Il y a un temps où l’enfant grandissant doit échapper aux interprétations maternelles, pour se nourrir d’autres mots : en particulier ceux du père, du social, de l’école, de l’écrit. Les personnes formées à la TA ont pu faire cette expérience d’un pas qui fait sens, d’un seul coup, dans un surgissement né de l’échange : une interprétation partagée, et non pas un savoir de l’un sur l’autre, ou de l’un sur ce qu’il conviendrait que l’autre écrive (pour progresser, faire une « jolie série », etc.).

Ainsi, dans la pratique de la PRL et de la TA, le thérapeute est constamment en prise avec ces deux vecteurs : le transfert, à accepter, à travailler (en particulier à travers le contre-transfert). Il est ce qui vient nommer la relation, rend possible une théorisation et donc des échanges entre cliniciens, une transmission. Et l’interprétation, qui ouvre sur la symbolisation et le surgissement de la parole, quelle soit orale ou écrite.

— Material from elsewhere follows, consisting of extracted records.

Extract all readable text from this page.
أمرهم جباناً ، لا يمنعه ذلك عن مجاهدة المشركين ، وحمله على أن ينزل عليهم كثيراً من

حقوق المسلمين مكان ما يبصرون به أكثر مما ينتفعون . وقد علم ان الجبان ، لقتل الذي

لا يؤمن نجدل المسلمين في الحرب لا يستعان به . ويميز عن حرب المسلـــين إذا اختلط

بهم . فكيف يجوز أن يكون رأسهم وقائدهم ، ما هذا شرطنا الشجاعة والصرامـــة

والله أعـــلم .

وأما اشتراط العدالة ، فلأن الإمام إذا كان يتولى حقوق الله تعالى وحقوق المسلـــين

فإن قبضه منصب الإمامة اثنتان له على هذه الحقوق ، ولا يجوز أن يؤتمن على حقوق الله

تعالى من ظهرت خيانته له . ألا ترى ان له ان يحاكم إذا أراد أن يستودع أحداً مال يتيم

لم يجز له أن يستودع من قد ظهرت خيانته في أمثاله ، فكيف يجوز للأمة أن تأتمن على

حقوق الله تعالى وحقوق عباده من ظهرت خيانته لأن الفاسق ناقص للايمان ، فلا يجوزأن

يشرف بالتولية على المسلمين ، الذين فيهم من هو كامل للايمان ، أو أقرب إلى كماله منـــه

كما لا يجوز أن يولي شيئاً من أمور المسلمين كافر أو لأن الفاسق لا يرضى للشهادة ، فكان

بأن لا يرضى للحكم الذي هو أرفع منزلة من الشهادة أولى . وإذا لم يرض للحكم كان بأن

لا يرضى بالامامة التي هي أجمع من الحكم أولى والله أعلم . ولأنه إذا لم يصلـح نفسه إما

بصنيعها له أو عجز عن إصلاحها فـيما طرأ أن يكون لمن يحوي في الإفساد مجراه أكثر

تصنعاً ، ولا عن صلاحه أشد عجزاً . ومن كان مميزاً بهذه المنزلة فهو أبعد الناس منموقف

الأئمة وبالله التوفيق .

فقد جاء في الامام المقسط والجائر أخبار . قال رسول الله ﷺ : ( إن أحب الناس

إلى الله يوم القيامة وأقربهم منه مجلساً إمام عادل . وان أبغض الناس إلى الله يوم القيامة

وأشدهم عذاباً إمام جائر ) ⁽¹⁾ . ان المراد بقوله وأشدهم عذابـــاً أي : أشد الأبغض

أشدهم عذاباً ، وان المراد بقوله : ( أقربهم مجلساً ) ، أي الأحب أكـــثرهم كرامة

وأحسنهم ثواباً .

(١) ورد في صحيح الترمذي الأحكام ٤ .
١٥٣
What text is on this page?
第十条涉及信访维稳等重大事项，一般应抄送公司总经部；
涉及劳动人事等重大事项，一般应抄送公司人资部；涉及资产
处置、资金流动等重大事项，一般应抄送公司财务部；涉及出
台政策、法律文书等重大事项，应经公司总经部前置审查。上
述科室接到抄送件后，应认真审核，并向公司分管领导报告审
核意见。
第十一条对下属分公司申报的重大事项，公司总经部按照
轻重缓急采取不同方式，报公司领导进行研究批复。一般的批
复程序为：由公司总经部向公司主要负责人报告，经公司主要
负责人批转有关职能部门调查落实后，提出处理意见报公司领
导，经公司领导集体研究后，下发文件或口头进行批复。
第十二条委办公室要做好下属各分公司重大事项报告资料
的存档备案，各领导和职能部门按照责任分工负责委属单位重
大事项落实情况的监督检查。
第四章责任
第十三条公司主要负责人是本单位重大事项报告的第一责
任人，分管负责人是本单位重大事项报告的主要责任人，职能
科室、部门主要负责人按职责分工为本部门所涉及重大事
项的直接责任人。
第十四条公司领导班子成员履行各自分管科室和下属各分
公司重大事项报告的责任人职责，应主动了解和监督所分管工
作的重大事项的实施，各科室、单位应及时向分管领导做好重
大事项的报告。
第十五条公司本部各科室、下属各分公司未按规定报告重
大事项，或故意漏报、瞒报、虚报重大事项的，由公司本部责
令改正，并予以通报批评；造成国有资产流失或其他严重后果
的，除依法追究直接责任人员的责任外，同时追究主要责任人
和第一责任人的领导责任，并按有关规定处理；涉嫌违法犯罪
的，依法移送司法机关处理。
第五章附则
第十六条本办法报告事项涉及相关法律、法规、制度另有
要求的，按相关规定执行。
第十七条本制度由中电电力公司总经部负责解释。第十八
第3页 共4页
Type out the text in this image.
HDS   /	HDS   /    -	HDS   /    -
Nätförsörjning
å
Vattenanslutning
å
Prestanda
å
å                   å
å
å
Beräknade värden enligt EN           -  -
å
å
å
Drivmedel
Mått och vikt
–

Gilles Guérin, septembre 2011

 

1 – Claude Chassagny. Recherche et PRL, in Pratique des mots, 1972, n°11.
2 – Patrick-Ange Raoult. La praxis clinique comme crise épistémique, in Le Journal des psychologues, 2010/3, n°276.
3 – E. Benveniste. « La communication ». in : Problèmes de linguistique générale, 1. Paris, Gallimard, 1966, p.74.
4 – L. Danon-Boileau. Naissance du langage, naissance de la symbolisation chez l’enfant. [en ligne]. Société Psychanalytique de Paris. < http://www.spp.asso.fr/Main/ConferencesEnLigne/Items/6.htm >
5 – C. Chassagny, La lecture et l’orthographe chez l’enfant, PUF, 1968, IPERS, 1991, p. 260.
6 – J. Lacan, Séminaire I, Les écrits techniques de Freud, Seuil, p. 176.
7 – C. Chassagny, Ibid.
8 – C. Chassagny, Pédagogie relationnelle du langage, PUF, 1977, IPERS, 1985, p. 115.
9 – C. Chassagny. « De la Méthode Associative à la Pédagogie Relationnelle du Langage » in : Pratique des mots – Numéro spécial APRD – 1973
10 – R. Diatkine. « Psychanalyse et institutions pour enfants », in : C. Geissmann, D. Houzel et coll. Psychothérapies de l’enfant et de l’adolescent. Paris : Bayard, p. 271.
11 – Ibid., p. 269.
12 – Montaigne. Essais, livre III, chapitre XIII.